If you walked up to me and asked me if I was competitive I would probably say no without even thinking about it. After all, I don’t consider myself to be a competitive person. I’ve been one of those people that honestly believed it was more about the effort than the outcome.

At 27 years of age, I am beginning to realize that people who tell you “It’s not about who wins, but about how you played the game” are just lying to you. After all, if you aren’t striving to win then why bother playing at all?

Last week was the orientation for my new job and of the group of 85 of us, we were organized into 10 tables. Each table represented a team. At the beginning of the week, we were told that there would be a points competition. At the end of each day there would be a 30 minute wrap up session where we would be quizzed on the presentations for the day and awarded points based on correct answers. Pretty cool right?

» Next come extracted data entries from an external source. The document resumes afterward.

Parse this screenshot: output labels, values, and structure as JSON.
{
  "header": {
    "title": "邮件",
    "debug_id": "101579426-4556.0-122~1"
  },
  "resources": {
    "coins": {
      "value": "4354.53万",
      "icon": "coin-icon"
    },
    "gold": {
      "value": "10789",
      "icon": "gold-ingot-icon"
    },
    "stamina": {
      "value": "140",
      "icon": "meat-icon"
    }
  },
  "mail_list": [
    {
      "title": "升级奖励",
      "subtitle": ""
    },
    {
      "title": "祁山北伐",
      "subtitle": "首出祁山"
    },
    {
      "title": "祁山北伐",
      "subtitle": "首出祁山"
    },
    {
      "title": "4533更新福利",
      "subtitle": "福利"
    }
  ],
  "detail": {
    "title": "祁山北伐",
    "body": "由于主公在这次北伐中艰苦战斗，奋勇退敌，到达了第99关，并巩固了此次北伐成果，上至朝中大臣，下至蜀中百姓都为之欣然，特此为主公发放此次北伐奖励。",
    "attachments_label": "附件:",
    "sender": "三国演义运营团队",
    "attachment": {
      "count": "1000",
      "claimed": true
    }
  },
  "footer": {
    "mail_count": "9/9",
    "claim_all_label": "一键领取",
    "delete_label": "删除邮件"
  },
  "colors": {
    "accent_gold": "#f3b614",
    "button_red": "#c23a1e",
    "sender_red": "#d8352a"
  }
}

When you look at the mechanics, the organizer just incentivized the whole week of training. Pay attention, get the answers right, and you get points. What are we playing for? No clue. It was SECRET!

It didn’t take long for the rivalry to heat up with the competitive personalities at my table rearing their heads. Mine included. I took notes better than any class I’d attended in college. Just for the chance to win. It didn’t matter what we were playing for, we were going to win.

In the end, the prize was small and nominal and yes we did win. We felt good too. We felt accomplished. It was as if someone walked up and told us “Your table payed attention better than any other table in the room.”

We were all beaming with pride. It wasn’t until just then, at 27 years of age, did I realize that winning IS everything. You have to believe this or you won’t give it your all.

So why do we tell our kids that being a good sport is the most important thing and that winning is secondary? I guess it is to foster good social skills above domination.

This is something I am struggling with as I coach and Under 4 YMCA soccer team. Each and every week I have to hide my game face and encourage a group of kids to foster their love for the game. This is easy, but it isn’t easy to suppress the competitive spirit. After all, I pretend like it doesn’t matter, but I want to win and I want to win big.

When we are falling behind, I know it shows in my behavior.

So here I am. Telling you that yes it is important to be a good sport, but by golly you better be out there playing to win.